Crítica | Dheepan: Refúgio
Usando elementos comuns em um ambiente assolado por um conflito bélico, Jacques Audiard consegue já na primeira cena de seu filme dialogar com o público, ao mostrar o sentimento de desolação nos olhos de seu personagem-título, vivido por Jesuthasan Antonythasan, que assiste, com espanto, ao fogo consumindo os corpos dos mortos. Espantado não pelos óbitos em si, mas sim pelo intenso desejo de fuga daquele paradigma.
Dheepan – O Refúgio conta a história do personagem que foge do alistamento, que estava à frente do exército de Sri Lanka, e que vai à procura de asilo em terras estrangeiras. A narrativa não-linear passa impressões erradas sobre o interesse da fita e sobre os temas discutidos, com despistes ligados à contemplação e ao ócio, os quais escondem intenções profundas e comuns da humanidade.
Em meio à guerra civil, outros nativos buscam a alternativa de invasão a outro território, se juntando a ele Yalini (Kalieaswari Srinivasan) e a menina Illayaal (Claudine Vinasithamby), organizando a partir daí uma família falsa, que em território francês não tem dúvida em aceitar o primeiro trabalho que lhes aparece, servindo de zeladores em um condomínio onde a violência é marcante como parte do estado comum das coisas.
Temores como o risco de deportação, dificuldades com a língua e à difícil adaptação a uma nova cultura são fatores que não pesam tanto quanto a gritante desarmonia entre os desconhecidos que são obrigados a conviver como se fossem íntimos. É explorando as possibilidades empregatícias que ocorre o contato com a brutalidade vista no Sri Lanka, repetida em meio ao conflito de bandidos. Yalini passa a ser cuidadora de um idoso, que tem parentesco com o cartel local, e com o tempo ela se afeiçoa por alguns dos marginais.
A construção de suspense feita por Audiard é imensa, especialmente pelos elementos comuns que seu roteiro evoca.
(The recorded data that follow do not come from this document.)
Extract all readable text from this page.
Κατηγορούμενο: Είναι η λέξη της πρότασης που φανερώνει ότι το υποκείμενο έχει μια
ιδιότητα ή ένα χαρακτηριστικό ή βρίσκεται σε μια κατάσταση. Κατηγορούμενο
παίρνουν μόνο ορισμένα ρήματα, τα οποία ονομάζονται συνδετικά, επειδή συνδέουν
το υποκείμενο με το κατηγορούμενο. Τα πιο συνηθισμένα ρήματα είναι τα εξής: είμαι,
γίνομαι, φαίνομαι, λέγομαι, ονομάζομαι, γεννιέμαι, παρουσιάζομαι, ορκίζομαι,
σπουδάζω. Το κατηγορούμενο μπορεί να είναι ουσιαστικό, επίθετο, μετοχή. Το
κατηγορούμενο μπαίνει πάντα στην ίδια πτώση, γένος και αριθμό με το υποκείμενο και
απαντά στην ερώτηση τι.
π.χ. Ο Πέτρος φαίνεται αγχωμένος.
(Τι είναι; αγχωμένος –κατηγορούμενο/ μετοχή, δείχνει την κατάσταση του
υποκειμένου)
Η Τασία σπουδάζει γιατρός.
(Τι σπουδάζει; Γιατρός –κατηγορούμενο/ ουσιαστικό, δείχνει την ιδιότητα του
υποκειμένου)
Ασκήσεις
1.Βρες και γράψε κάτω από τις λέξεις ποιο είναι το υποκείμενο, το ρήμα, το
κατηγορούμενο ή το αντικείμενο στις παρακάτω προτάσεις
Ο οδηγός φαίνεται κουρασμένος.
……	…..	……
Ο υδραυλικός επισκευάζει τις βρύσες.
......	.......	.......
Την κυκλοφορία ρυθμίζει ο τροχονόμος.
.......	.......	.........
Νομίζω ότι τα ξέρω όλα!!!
A intimidade entre o casal forjado só torna-se carnal após uma hora de exibição, ocorrido não à toa após Yalini se aproximar de Brahim (Vincent Rottiers), chefe do tráfico local recém saído do cárcere. A intensa troca de tiros faz os refugiados se amedrontarem, remontando imediatamente ao mesmo medo que os fez fugir.
O trauma faz Dheepan se auto enganar, criando para si não somente um background mentiroso, mas uma personalidade igualmente irreal. Os tons de vermelho são tons da gravidade, resumem imageticamente o isolamento antes aventado em texto, unido ao receio de viver uma guerra que não lhe pertence, mas que o toca por igual. Não há fuga para o protagonista; não há um lugar tranquilo para pensar no nada.
As jornadas dos personagens adultos são igualmente pautadas na tragédia, primando por visões parciais de uma guerra que nenhuma das partes pediu para acontecer, ao menos não por parte dos fugitivos asiáticos. A sequência final é alucinante, fazendo lembrar filmes modernos de ação, mas com consequências muito mais acachapantes. A câmera intrusiva de Audiard faz o personagem reviver seus tempos e talentos de soldado assassino, revelando que a apatia era apenas uma manifestação do seu desejo de não mais servir a morte e de esconderijo de sua real identidade. Mesmo o final, supostamente feliz, é demasiado suspeito, pelo ar de completa irrealidade que perdura a partir dali, exigindo do espectador uma suspensão de descrença não antes vista no filme. Dheepan retrata uma parcela da visão relativa à guerra, cruel com os pobres e quase sem benefícios, mesmo para os mais abastados, se valendo de inspiradas atuações e de uma fotografia e edição fantásticas.